Kementerian Energi dan Sumber Daya Mineral (ESDM) mencatat capaian investasi sektor Energi Baru Terbarukan (EBT) selama tiga bulan terakhir masih 14,7% dari target tahun ini. Salah satu kendalanya adalah pendanaan.
Direktur Panas Bumi Kementerian ESDM Ida Nuryatin Finahari mengatakan selama Januari hingga Maret 2018, realisasi investasi mencapai US$ 294 juta. Padahal targetnya US$ 2,01 miliar. "Melihat target investasi yang signifikan ini kami harap ada investasi lebih lanjut dari EBT, " kata dia dalam workshop Peluang Investasi EBT di Jakarta, Selasa (24/4).
Jika dirinci, realisasi investasi paling besar berasal dari panas bumi sebesar US$ 1,21 miliar. Kemudian aneka EBT US$ 718 juta, disusul investasi bioenergy US$ 72 juta dan terakhir US$ 5 juta berasal dari investasi konservasi energi.
Direktur Jenderal Energi Baru Terbarukan dan Konservasi Energi (EBTKE) Rida Mulyana mengatakan ada beberapa tantangan menggenjot investasi EBT seperti sulitnya pengembang memperoleh pendanaan dengan tingkat bunga rendah. "Kalau menurut saya kendala paling utama adalah pendanaan," kata Rida.
Rida mengatakan pihaknya sudah berupaya untuk mencari solusi finansial agar pendanaan untuk proyek EBT bagi para pengembang bisa terbantu.
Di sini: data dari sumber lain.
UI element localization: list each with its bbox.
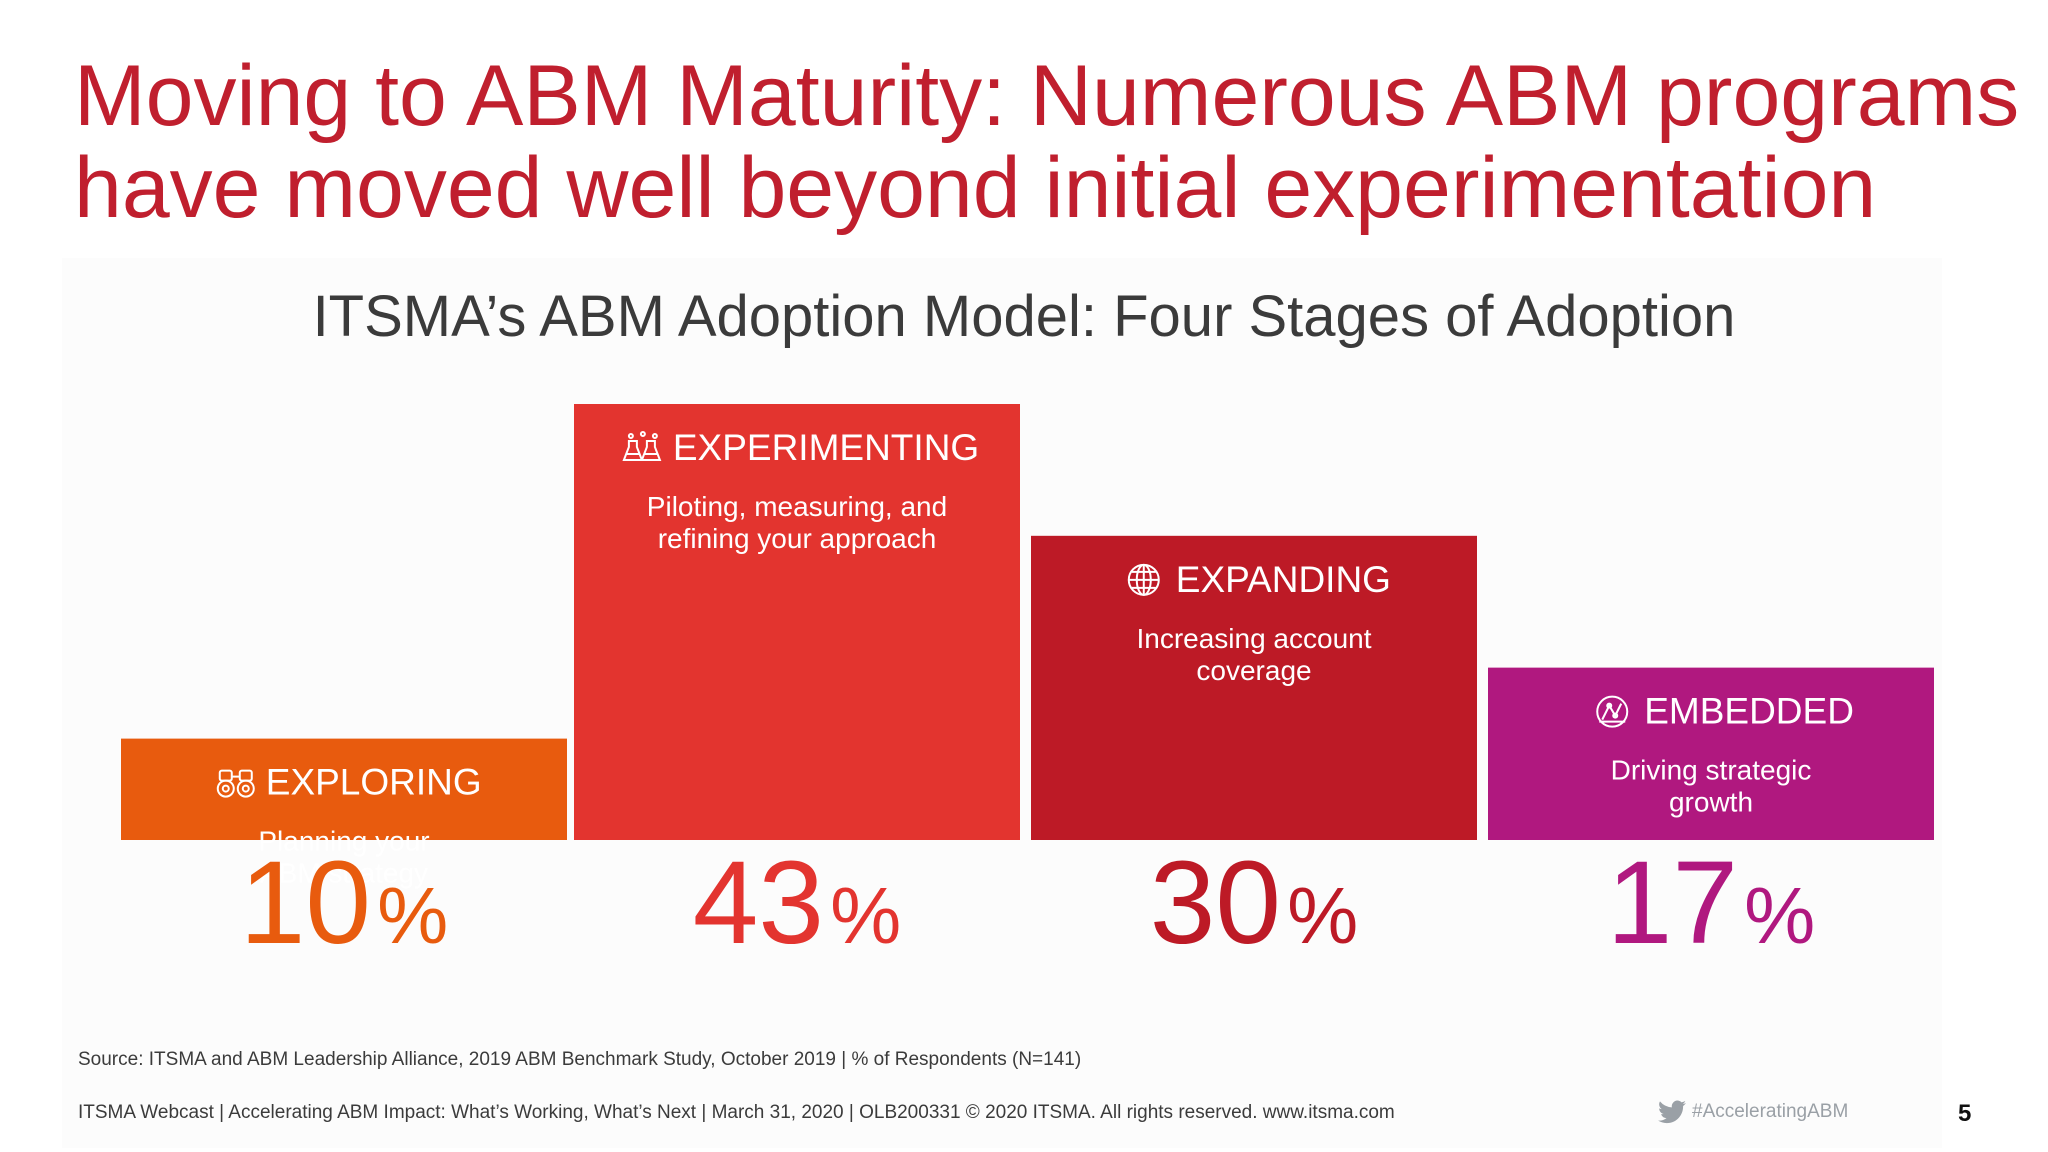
value-suffix: % (1744, 871, 1815, 960)
stage-description-line: Driving strategic (1611, 755, 1812, 786)
page-number: 5 (1958, 1100, 1972, 1127)
stage-label: EXPANDING (1176, 559, 1391, 600)
slide-title: Moving to ABM Maturity: Numerous ABM pro… (74, 48, 2020, 236)
slide-title-line-1: Moving to ABM Maturity: Numerous ABM pro… (74, 48, 2020, 144)
binoculars-icon (216, 769, 255, 798)
globe-icon (1127, 563, 1160, 596)
stage-description-line: refining your approach (658, 523, 937, 554)
hashtag: #AcceleratingABM (1658, 1098, 1848, 1126)
value-number: 17 (1607, 837, 1738, 969)
stage-label: EXPERIMENTING (673, 427, 979, 468)
stage-description-line: Increasing account (1136, 623, 1371, 654)
value-number: 30 (1150, 837, 1281, 969)
hashtag-text: #AcceleratingABM (1692, 1101, 1849, 1122)
value-number: 43 (693, 837, 824, 969)
stage-description-line: ABM strategy (260, 858, 428, 889)
bar-embedded (1488, 667, 1934, 840)
stage-label: EXPLORING (266, 762, 482, 803)
value-number: 10 (240, 837, 371, 969)
footer-text: ITSMA Webcast | Accelerating ABM Impact:… (78, 1102, 1395, 1123)
value-suffix: % (1287, 871, 1358, 960)
bar-experimenting (574, 404, 1020, 840)
slide-title-line-2: have moved well beyond initial experimen… (74, 140, 1877, 236)
stage-description-line: Planning your (258, 826, 429, 857)
value-label: 10% (240, 837, 448, 969)
twitter-bird-icon (1658, 1100, 1686, 1124)
value-suffix: % (830, 871, 901, 960)
value-label: 17% (1607, 837, 1815, 969)
lab-flasks-icon (622, 431, 662, 461)
chart-title: ITSMA’s ABM Adoption Model: Four Stages … (312, 284, 1736, 349)
bar-exploring (121, 738, 567, 840)
source-note: Source: ITSMA and ABM Leadership Allianc… (78, 1049, 1082, 1070)
stage-description-line: growth (1669, 787, 1753, 818)
stage-description-line: Piloting, measuring, and (647, 491, 947, 522)
growth-network-icon (1596, 695, 1629, 728)
bar-expanding (1031, 535, 1477, 840)
value-label: 43% (693, 837, 901, 969)
value-label: 30% (1150, 837, 1358, 969)
stage-description-line: coverage (1196, 655, 1311, 686)
value-suffix: % (377, 871, 448, 960)
stage-label: EMBEDDED (1644, 691, 1854, 732)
Salah satunya dengan mengajak pemangku kepentingan seperti Otoritas Jasa Keuangan (OJK) untuk membicarakan masalah kemudahan pendanaan proyek EBT.
OJK pun bersedia membuat nota kesepahaman (Memorandum of Understanding/MoU). "Kami sudah bicara dengan pihak OJK dan mau MoU tapi belum running,” kata Rida.
Mengacu data Kementerian ESDM, tahun ini rencananya akan ada 512 Mega Watt (MW) pembangkit EBT yang akan dibangun. Ini mengacu Rencana Usaha Penyediaan Tenaga Listrik (RUPTL) 2018-2027.
(Baca: Porsi Energi Baru Terbarukan Dipangkas dari Rencana Penyediaan Listrik)
Adapun dari data ESDM, terdapat 11 wilayah prioritas pengembangan energi baru terbarukan yang tersebar di Sumatera, Jawa, Kalimantan, Sulawesi hingga Papua. Total potensi EBT-nya sekitar 225 Giga Watt (GW).